No additional Asian carp found near Point Pelee after capture last week

The Asian carp captured in Lake Erie last week appears to be a loner, bringing a measure of relief to fisheries officials battling the invasion of the species into the Great Lakes.
The Ministry of Natural Resources confirms to CBC News that a grass carp, similar to this one caught in Toronto, was caught in Leamington last week. (Toronto and Region Conservation)

The Asian carp captured in Lake Erie last week appears to be a loner.

Officials with the Ontario Ministry of Natural Resources and Forestry previously confirmed that the invasive fish — known as a grass carp — had been caught near Point Pelee a week ago.

On Thursday, a ministry spokesperson told CBC News that from what they can tell, there are no additional such carp in the area.

The ministry "performed surveillance activities including gill netting and electrofishing in the area of the grass carp capture to determine if additional grass carp were in the area," a spokesperson said in an email. "In addition, DFO performed trap netting, trammel netting, and electrofishing in the area."

The ministry said no further grass carp were found.

Asian carp is a catchall name for species of silver, bighead, grass and black carp from Southeast Asia.
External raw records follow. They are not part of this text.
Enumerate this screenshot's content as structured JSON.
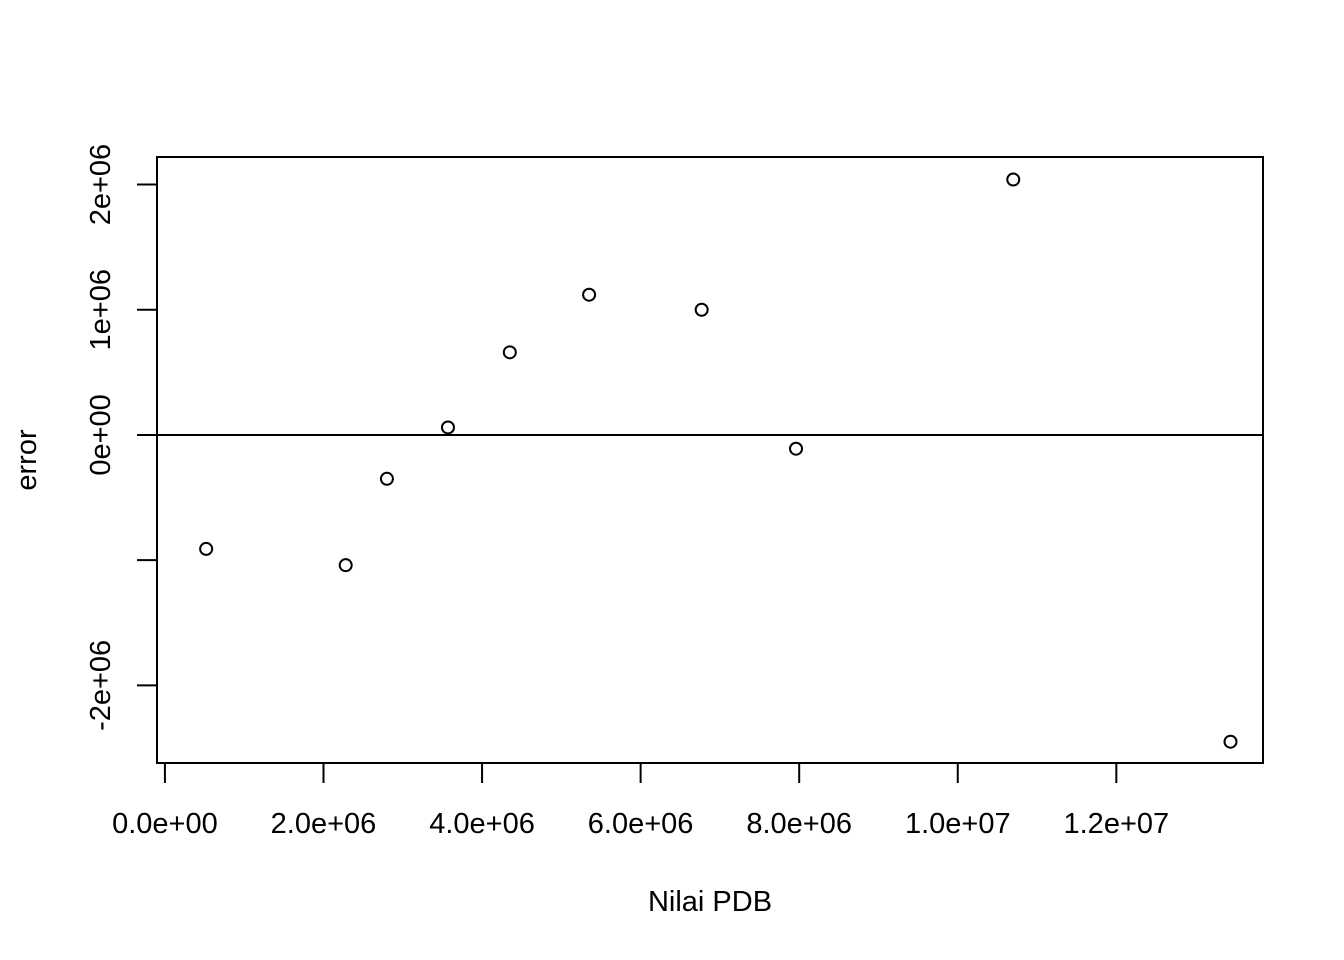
{
  "chart_data": {
    "type": "scatter",
    "title": "",
    "xlabel": "Nilai PDB",
    "ylabel": "error",
    "xlim": [
      -100000,
      13850000
    ],
    "ylim": [
      -2620000,
      2220000
    ],
    "x_ticks": [
      0,
      2000000,
      4000000,
      6000000,
      8000000,
      10000000,
      12000000
    ],
    "x_tick_labels": [
      "0.0e+00",
      "2.0e+06",
      "4.0e+06",
      "6.0e+06",
      "8.0e+06",
      "1.0e+07",
      "1.2e+07"
    ],
    "y_ticks": [
      -2000000,
      -1000000,
      0,
      1000000,
      2000000
    ],
    "y_tick_labels": [
      "-2e+06",
      "",
      "0e+00",
      "1e+06",
      "2e+06"
    ],
    "reference_line_y": 0,
    "grid": false,
    "legend": "none",
    "points": [
      {
        "x": 520000,
        "y": -910000
      },
      {
        "x": 2280000,
        "y": -1040000
      },
      {
        "x": 2800000,
        "y": -350000
      },
      {
        "x": 3570000,
        "y": 60000
      },
      {
        "x": 4350000,
        "y": 660000
      },
      {
        "x": 5350000,
        "y": 1120000
      },
      {
        "x": 6770000,
        "y": 1000000
      },
      {
        "x": 7960000,
        "y": -110000
      },
      {
        "x": 10700000,
        "y": 2040000
      },
      {
        "x": 13440000,
        "y": -2450000
      }
    ],
    "colors": {
      "marker": "#000000",
      "axis": "#000000"
    }
  }
}
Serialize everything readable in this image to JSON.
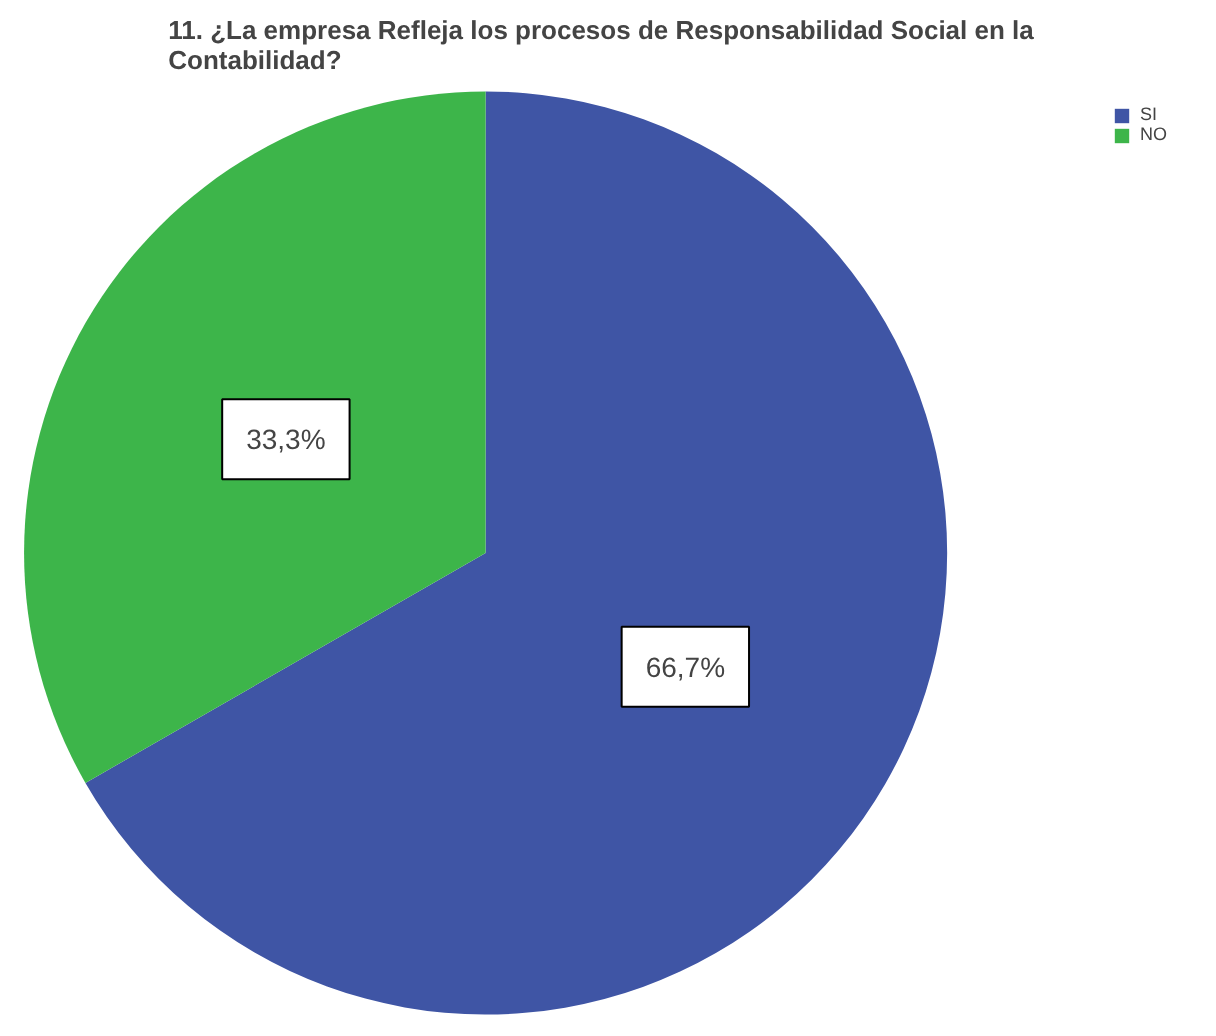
{
  "chart_data": {
    "type": "pie",
    "title": "11. ¿La empresa Refleja los procesos de Responsabilidad Social en la Contabilidad?",
    "categories": [
      "SI",
      "NO"
    ],
    "values": [
      66.7,
      33.3
    ],
    "colors": [
      "#3f55a5",
      "#3db54a"
    ],
    "value_labels": [
      "66,7%",
      "33,3%"
    ],
    "legend": "top right"
  }
}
The fish typically weigh two to four kilograms, but can weigh up to 40 kilograms.

The one caught near Point Pelee on Sept. 17 weighed 10.6 kilograms, according to the ministry.

Threat to fish stocks

Fisheries officials in Canada and the United States have undertaken a massive effort, involving tens of millions of dollars, to stem the spread of the ravenous, invasive species into the Great Lakes.

Bighead and silver carp are largely considered to be the worst part of the risk, as they eat huge amounts of plankton, which is the foundation of aquatic food chains.

They have infested much of the Mississippi River basin and are threatening to gain a foothold in the Great Lakes through rivers and canals.

If that happens, species native to Canada could be wiped out, decimating a $7-billion fishing industry.